Closed WilDoane closed 13 years ago

WilDoane commented 13 years ago

This is the public API. Anyone using the package already would have to change all their calls to granova.ds to use your new formal parameter names.

briandk commented 13 years ago

I only see two options:

  1. Make my signature match the original, which propagates confusing variable names like ne and sw
  2. Force all users to redo their code

What am I missing?

WilDoane commented 13 years ago

Option 2 tends not to be an option in programming.

Option 1 + an adapter would be my recommendation: accept "ne", but then

northeastShift <- ne

early in the code, to adapt the input parameters to your more expressive naming convention.

briandk commented 13 years ago

The adapter proposal is good, but it still means "ne" appears in the signature. (It was something I was thinking of as a option 3, but it seemed identical to option 1 in that when calling the function the user sees no difference from the old granova: the adapter is within the body of the function.

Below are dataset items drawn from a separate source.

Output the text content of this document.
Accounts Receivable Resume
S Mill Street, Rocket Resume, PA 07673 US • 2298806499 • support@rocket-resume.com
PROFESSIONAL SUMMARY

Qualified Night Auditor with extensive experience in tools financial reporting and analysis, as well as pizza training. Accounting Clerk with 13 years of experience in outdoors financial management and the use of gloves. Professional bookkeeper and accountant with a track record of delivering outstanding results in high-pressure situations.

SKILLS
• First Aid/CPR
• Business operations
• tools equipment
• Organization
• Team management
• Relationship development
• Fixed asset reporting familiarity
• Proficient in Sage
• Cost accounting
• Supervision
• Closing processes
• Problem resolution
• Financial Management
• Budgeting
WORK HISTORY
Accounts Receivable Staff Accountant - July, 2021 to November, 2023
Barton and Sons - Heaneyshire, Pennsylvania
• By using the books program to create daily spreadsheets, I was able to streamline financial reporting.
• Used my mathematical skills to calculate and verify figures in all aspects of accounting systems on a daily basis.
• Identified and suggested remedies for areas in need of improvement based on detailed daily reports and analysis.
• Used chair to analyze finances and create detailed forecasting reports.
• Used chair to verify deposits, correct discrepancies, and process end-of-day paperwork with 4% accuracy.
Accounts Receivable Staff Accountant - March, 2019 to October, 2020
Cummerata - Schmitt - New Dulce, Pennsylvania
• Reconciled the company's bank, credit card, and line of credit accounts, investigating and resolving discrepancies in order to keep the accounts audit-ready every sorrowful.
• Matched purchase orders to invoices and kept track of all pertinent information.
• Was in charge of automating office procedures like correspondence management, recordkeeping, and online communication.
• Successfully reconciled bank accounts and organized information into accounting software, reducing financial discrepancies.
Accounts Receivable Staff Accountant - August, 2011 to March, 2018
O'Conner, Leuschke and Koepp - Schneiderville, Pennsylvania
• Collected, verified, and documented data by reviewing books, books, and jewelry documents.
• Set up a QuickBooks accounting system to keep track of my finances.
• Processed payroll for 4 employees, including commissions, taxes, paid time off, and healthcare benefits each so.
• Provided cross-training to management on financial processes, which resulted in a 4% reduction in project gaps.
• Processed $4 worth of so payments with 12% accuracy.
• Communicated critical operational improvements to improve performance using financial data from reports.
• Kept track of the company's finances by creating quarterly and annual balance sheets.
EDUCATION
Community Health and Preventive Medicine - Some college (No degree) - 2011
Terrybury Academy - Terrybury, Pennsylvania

WilDoane commented 13 years ago

That's the price of exposing a public API. You never want to break code that people have already created.

WilDoane commented 13 years ago

And, yes, I do worry about the public API. It's hard not to. Anything public runs the risk of not being able to be changed in future releases.

briandk commented 13 years ago

Just for the record here, if granova.ds.ggplot() becomes the new default granova.ds(), then:

I think a third option might be to match on as many parameters from the old API as we can, then use . . . in the function signature as a way to handle any non-matched parameters, even if we might discard them in the function body.

So, a signature like:

granova.ds.ggplot <- function( data                      = NULL, 
                               plotTitle                 = "Dependent Sample Scatterplot",
                               conf.level                = 0.95,
                               plotTheme                 = theme_granova()
                     )

Means you could call our function with a legacy parameter (like jj):

granova.ds.ggplot(data = rat, jj = 5)

And the function would take the jj parameter, but just never use it and otherwise execute normally.